As you typically would, with any software project, running the unit tests locally is no different for Serverless applications. Developers run them before pushing changes to a code repository. So, go ahead and run the unit tests for your project.
In the terminal, run this command from the sam-app/HelloWorldFunction
folder to run the unit tests:
cd ~/environment/sam-app/HelloWorldFunction
mvn test
The tests should fail. This is expected!
Makes sense right? We changed the response message to hello my friend and the unit test was expecting hello world. This is an easy fix, let’s update the unit test.
Open the file sam-app/HelloWorldFunction/src/test/java/helloworld
and update the expected value for the response
to match the new message.
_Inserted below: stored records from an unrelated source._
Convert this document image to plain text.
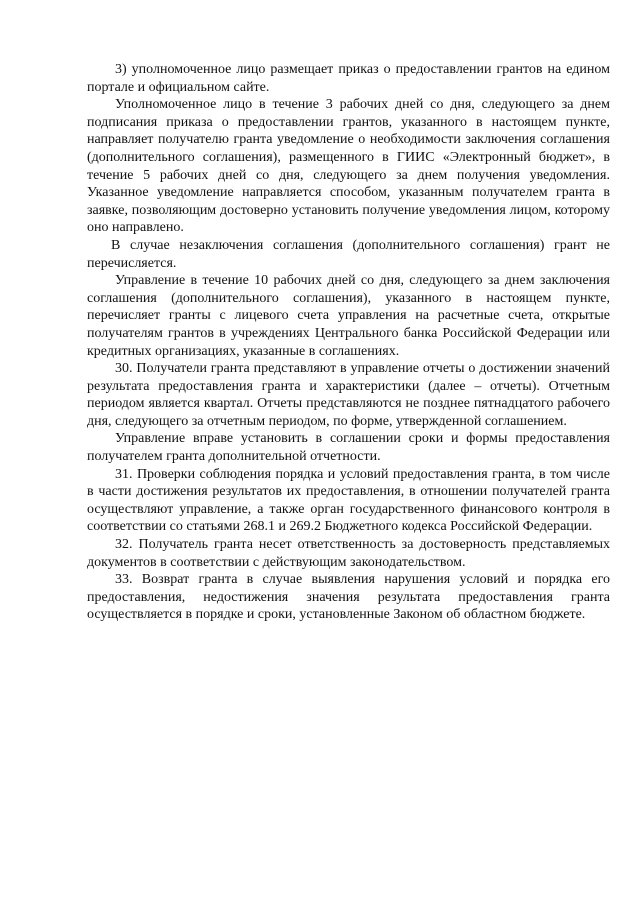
3) уполномоченное лицо размещает приказ о предоставлении грантов на едином портале и официальном сайте.

Уполномоченное лицо в течение 3 рабочих дней со дня, следующего за днем подписания приказа о предоставлении грантов, указанного в настоящем пункте, направляет получателю гранта уведомление о необходимости заключения соглашения (дополнительного соглашения), размещенного в ГИИС «Электронный бюджет», в течение 5 рабочих дней со дня, следующего за днем получения уведомления. Указанное уведомление направляется способом, указанным получателем гранта в заявке, позволяющим достоверно установить получение уведомления лицом, которому оно направлено.

В случае незаключения соглашения (дополнительного соглашения) грант не перечисляется.

Управление в течение 10 рабочих дней со дня, следующего за днем заключения соглашения (дополнительного соглашения), указанного в настоящем пункте, перечисляет гранты с лицевого счета управления на расчетные счета, открытые получателям грантов в учреждениях Центрального банка Российской Федерации или кредитных организациях, указанные в соглашениях.

30. Получатели гранта представляют в управление отчеты о достижении значений результата предоставления гранта и характеристики (далее – отчеты). Отчетным периодом является квартал. Отчеты представляются не позднее пятнадцатого рабочего дня, следующего за отчетным периодом, по форме, утвержденной соглашением.

Управление вправе установить в соглашении сроки и формы предоставления получателем гранта дополнительной отчетности.

31. Проверки соблюдения порядка и условий предоставления гранта, в том числе в части достижения результатов их предоставления, в отношении получателей гранта осуществляют управление, а также орган государственного финансового контроля в соответствии со статьями 268.1 и 269.2 Бюджетного кодекса Российской Федерации.

32. Получатель гранта несет ответственность за достоверность представляемых документов в соответствии с действующим законодательством.

33. Возврат гранта в случае выявления нарушения условий и порядка его предоставления, недостижения значения результата предоставления гранта осуществляется в порядке и сроки, установленные Законом об областном бюджете.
The unit test should look like this after the update:
package helloworld;
import static org.junit.Assert.assertEquals;
import static org.junit.Assert.assertNotNull;
import static org.junit.Assert.assertTrue;
import org.junit.Test;
public class AppTest {
@Test
public void successfulResponse() {
App app = new App();
GatewayResponse result = (GatewayResponse) app.handleRequest(null, null);
assertEquals(result.getStatusCode(), 200);
assertEquals(result.getHeaders().get("Content-Type"), "application/json");
String content = result.getBody();
assertNotNull(content);
assertTrue(content.contains("\"message\""));
assertTrue(content.contains("\"hello my friend\""));
}
}
Run the same command again.
mvn test
Now the tests should pass:
This project uses the jUnit Framework for running the unit tests, but you can chose any other framework. SAM doesn’t enforce any particular one. You can continue to have the same unit testing workflow that you do in a non-serverless application.